One last point: Meyer’s great virtue, aside from his skill and intelligence, was his objectivity. He wasn’t a Star Trek fan; he had never watched the series; and even today, he seems rather bewildered by the show’s popularity. But his sense of distance was what allowed him, crucially, to cull good ideas from bad, and to see what elements of the show were no longer working. As difficult as it may be, every writer should strive to cultivate that same objectivity toward his or her own work. Passion, of course, is important as well—but only when paired with a Vulcan detachment.
My recent discussion of writing the middle reminds me of one of my favorite Hollywood war stories, which I owe to the great Walter Murch, frequent collaborator with Francis Ford Coppola, director of Return to Oz, and dean of American film editors. I first came across this anecdote in the book Behind the Seen, which lovingly details Murch’s use of Final Cut Pro to edit Cold Mountain—not a great movie, to be sure, but a fascinating case study, resulting in the best available book on what a modern film editor does. I expect to be talking a lot more about Murch, and this book, in the future, but for now, I want to share just one story, which involves the making of the classic film All the King’s Men. (The 1949 original, mind you, not the terrible remake.)
Murch relates a story from the autobiography of Robert Parrish, the editor of All the King’s Men, who says that the first cut of the film was a disaster—it was three hours long, boring, and made no sense. Subsequent cuts only made things worse. Finally, after six months and seven disastrous preview screenings, the movie’s director, Robert Rossen, came up with a desperate idea. According to Parrish, Rossen said:
I want you to go through the whole picture. Select what you consider to be the center of each scene, put the film in the sync machine and wind down a hundred feet (one minute) before and a hundred feet after, and chop it off, regardless of what’s going on. Cut through dialogue, music, anything. Then, when you’re finished, we’ll run the picture and see what we’ve got.

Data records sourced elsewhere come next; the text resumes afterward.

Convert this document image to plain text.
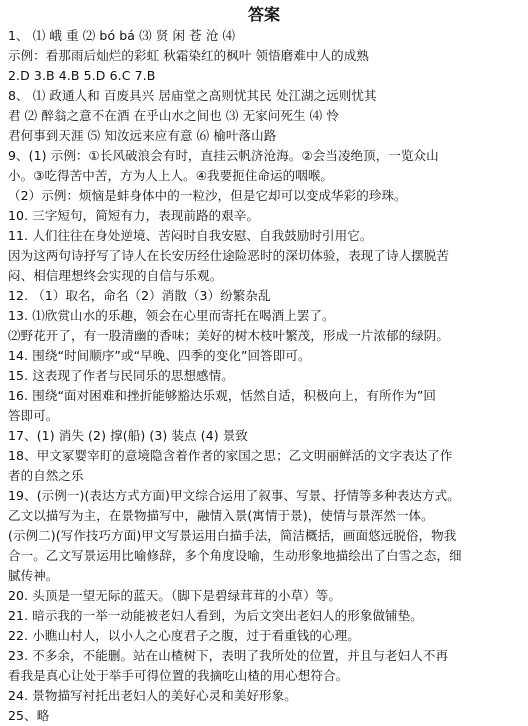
答案
1、 ⑴ 峨 重 ⑵ bó bá ⑶ 贤 闲 苍 沧 ⑷
示例：看那雨后灿烂的彩虹 秋霜染红的枫叶 领悟磨难中人的成熟
2.D 3.B 4.B 5.D 6.C 7.B
8、 ⑴ 政通人和 百废具兴 居庙堂之高则忧其民 处江湖之远则忧其
君 ⑵ 醉翁之意不在酒 在乎山水之间也 ⑶ 无家问死生 ⑷ 怜
君何事到天涯 ⑸ 知汝远来应有意 ⑹ 榆叶落山路
9、(1) 示例：①长风破浪会有时，直挂云帆济沧海。②会当凌绝顶，一览众山
小。③吃得苦中苦，方为人上人。④我要扼住命运的咽喉。
（2）示例：烦恼是蚌身体中的一粒沙，但是它却可以变成华彩的珍珠。
10. 三字短句，简短有力，表现前路的艰辛。
11. 人们往往在身处逆境、苦闷时自我安慰、自我鼓励时引用它。
因为这两句诗抒写了诗人在长安历经仕途险恶时的深切体验，表现了诗人摆脱苦
闷、相信理想终会实现的自信与乐观。
12. （1）取名，命名（2）消散（3）纷繁杂乱
13. ⑴欣赏山水的乐趣，领会在心里而寄托在喝酒上罢了。
⑵野花开了，有一股清幽的香味；美好的树木枝叶繁茂，形成一片浓郁的绿阴。
14. 围绕“时间顺序”或“早晚、四季的变化”回答即可。
15. 这表现了作者与民同乐的思想感情。
16. 围绕“面对困难和挫折能够豁达乐观，恬然自适，积极向上，有所作为”回
答即可。
17、(1) 消失 (2) 撑(船) (3) 装点 (4) 景致
18、甲文冢婴宰盯的意境隐含着作者的家国之思；乙文明丽鲜活的文字表达了作
者的自然之乐
19、(示例一)(表达方式方面)甲文综合运用了叙事、写景、抒情等多种表达方式。
乙文以描写为主，在景物描写中，融情入景(寓情于景)，使情与景浑然一体。
(示例二)(写作技巧方面)甲文写景运用白描手法，简洁概括，画面悠远脱俗，物我
合一。乙文写景运用比喻修辞，多个角度设喻，生动形象地描绘出了白雪之态，细
腻传神。
20. 头顶是一望无际的蓝天。（脚下是碧绿茸茸的小草）等。
21. 暗示我的一举一动能被老妇人看到，为后文突出老妇人的形象做铺垫。
22. 小瞧山村人，以小人之心度君子之腹，过于看重钱的心理。
23. 不多余，不能删。站在山楂树下，表明了我所处的位置，并且与老妇人不再
看我是真心让处于举手可得位置的我摘吃山楂的用心想符合。
24. 景物描写衬托出老妇人的美好心灵和美好形象。
25、略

The result, amazingly, worked: it got the movie down to ninety minutes and, according to Parrish, “it all made sense in an exciting, slightly confusing, montagey sort of way.” After screening it for an enthusiastic test audience, they cut a final print with all the imperfections and jump cuts intact. The result won three Academy Awards, including Best Picture.
As I see it, there are two lessons here:
1) The opening and closing beats of a scene are usually unnecessary. The middle is what counts. Write, or film, the middle. And if a sequence isn’t working, try cutting the first and last paragraphs—which is essentially what Rossen and Parrish did. (If Steven Zaillian, the director of the remake, had tried the same thing, he might have ended up with a salvageable movie, rather than a notorious bore.)
2) Audiences and readers are pretty smart. If they’re plunged into the middle of a scene—or story—it won’t take them long to figure out what’s happening. And if you pay them the compliment of assuming that they’ll be able to follow you, who knows? They may even like it.
[The] spending of the best part of one’s life earning money in order to enjoy a questionable liberty during the least valuable part of it reminds me of the Englishman who went to India to make a fortune first, in order that he might return to England and live the life of a poet. He should have gone up garret at once.